04 janvier 2007
LA NOTION DE TERRITOIRE
LA NOTION DE TERRITOIRE
LE SENS DE LA PROPRIÉTÉ
De très nombreux animaux sont territoriaux et ont développé un sens aigu de la propriété. Ils interdisent généralement l’accès de leur territoire aux membres de leur propre espèce et sont prêts à engager certains combats contre leurs congénères, comme les félins ou certains animaux domestiques.
Le cheval quant à lui n’est pas un animal territorial. Même s’il se reconnaît souvent dans un domaine vital délimité, il est par son instinct un migrateur qui se déplace en fonction de ses besoins alimentaires.
LE CHEVAL EST NOMADE
La notion de territoire implique la délimitation des frontières d’un domaine.
Faute de clôtures, les animaux se contentent de laisser des messages visuels ou olfactifs à leurs congénères. Cela prend la forme de dépôts d’excréments autour de leurs terres ou de frottements contre la végétation pour l’imprégner d’odeur.

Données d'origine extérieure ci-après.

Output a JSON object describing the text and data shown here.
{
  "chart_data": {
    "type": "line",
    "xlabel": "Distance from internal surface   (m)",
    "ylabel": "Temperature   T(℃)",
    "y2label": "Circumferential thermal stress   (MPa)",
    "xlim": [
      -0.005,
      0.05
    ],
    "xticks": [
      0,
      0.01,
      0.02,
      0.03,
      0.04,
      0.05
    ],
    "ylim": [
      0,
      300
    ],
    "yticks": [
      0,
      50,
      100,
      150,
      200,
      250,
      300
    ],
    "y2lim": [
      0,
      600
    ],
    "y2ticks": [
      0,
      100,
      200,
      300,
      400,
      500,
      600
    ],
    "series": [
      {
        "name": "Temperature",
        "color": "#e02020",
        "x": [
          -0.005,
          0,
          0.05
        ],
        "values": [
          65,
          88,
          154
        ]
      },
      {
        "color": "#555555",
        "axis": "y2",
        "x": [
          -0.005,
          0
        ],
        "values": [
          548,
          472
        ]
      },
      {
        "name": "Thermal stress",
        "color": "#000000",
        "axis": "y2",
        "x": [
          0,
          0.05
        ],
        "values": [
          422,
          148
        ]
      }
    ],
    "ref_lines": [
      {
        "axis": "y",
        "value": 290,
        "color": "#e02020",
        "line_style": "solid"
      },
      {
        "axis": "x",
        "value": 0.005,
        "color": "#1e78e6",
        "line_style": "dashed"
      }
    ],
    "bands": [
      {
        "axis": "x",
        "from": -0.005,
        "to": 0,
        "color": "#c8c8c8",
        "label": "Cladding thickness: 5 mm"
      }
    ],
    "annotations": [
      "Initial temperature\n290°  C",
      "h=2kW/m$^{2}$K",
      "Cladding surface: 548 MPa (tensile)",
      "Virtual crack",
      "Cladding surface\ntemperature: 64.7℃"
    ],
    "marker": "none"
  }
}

L’âne par exemple est un animal territorial. Les mâles restent sur leurs terres et les défendent contre toutes intrusions de la part de congénères mâles.
Ils accueillent en revanche les femelles et s’accouplent avec celles en chaleur traversant leur espace vital.
Le cheval n’entre pas dans cette catégorie. Il se déplace avec son groupe sans que rien ne le retienne à la terre. Les chevaux vont donc vagabonder en grands troupeaux et se côtoient sans grande difficulté sur les pâturages ou les points d’eau.
Malgré cette apparence sociable et grégaire, ces hardes à l’état sauvage, parfois gigantesques, restent composées de multiples familles et groupes distincts.
Ils restent néanmoins dans la même région tant que la nourriture et l’eau sont en abondance auquel cas on assiste à des migrations.
Les traces de crottins ne sont donc pas des limites de territoire. Déposées lors des déplacements, elles servent de bornes indiquant la piste à suivre.
En cas de pénurie, les chevaux peuvent donc migrer d’une région à l’autre plus fertile.
Ils utilisent toujours les mêmes chemins de transhumance et se rendent dans les mêmes herbages d’une année à l’autre.
Dans les Pyrénées par exemple, les mérens ou les pottocks sont lâchés dans la montagne sur de vastes territoires. Ils rejoignent souvent seules les estives de l’année précédente et par la même route de transhumance. Ils passent ensuite l’été au sein d’un domaine vital ce qui explique que les éleveurs ne les perdent pas. Ils couvrent toutefois beaucoup de terrain et il n’est pas toujours facile de les retrouver là où ils se cantonnent.
LIBRE MAIS SOCIABLE
Un des différences importantes entre les animaux territoriaux et ceux qui ne le sont pas réside dans les rapports sociaux. Chez la plupart des territoriaux, le seul lien très fort qui se développe entre deux individus concerne la mère et son petit.
Chez le cheval, au contraire, des liens d’affection se tissent. Des paires d’amis se constituent donc au sein d’un groupe. Cette relation est facile à reconnaître : ils restent souvent proches les uns des autres et se prodiguent des grattages mutuels.
Cette faculté à tisser des liens d’amitié est particulière aux chevaux.
Ils l’ont conservé de leur passé de nomades vivant en groupe.
L’OBSERVATION AU PRÉ
Les chevaux domestiqués ont peu d’espace à leur disposition et leur vie au pré ne ressemble que de loin à celle que vivent les chevaux libres.
Malgré tout on retrouve certaines résurgences du mode de vie en liberté.
On constate ainsi, que même sur de petites parcelles, aucun cheval n’accapare une portion du terrain pour son usage exclusif. Au pré, les chevaux restent d’ailleurs en groupe et ont conservé cette faculté à développer des amitiés.
Si, à l’approche du point d’eau ou du roundball à foin, les individus dominants chassent parfois certains chevaux, cela correspond au besoin de manger et boire avec les chevaux subalternes du même groupe et n’a pas de rapport avec un quelconque sens de la propriété.
Si l’on étudie un pré dans lequel pâturent des chevaux, on peut faire de nombreuses observations intéressantes.
Tout d’abord, on repérera les sentiers par lesquels ils se déplacent.
Souvent ceux-ci sont les mêmes, un choix identique à celui des chevaux sauvages.
Ces passages dessinent à l longue des sentes dépourvues de végétation.
On découvrira la zone de roulage toujours la même, et généralement assez poussiéreuse. En étant plus attentif, on remarquera qu’ils se reposent souvent aux mêmes endroits.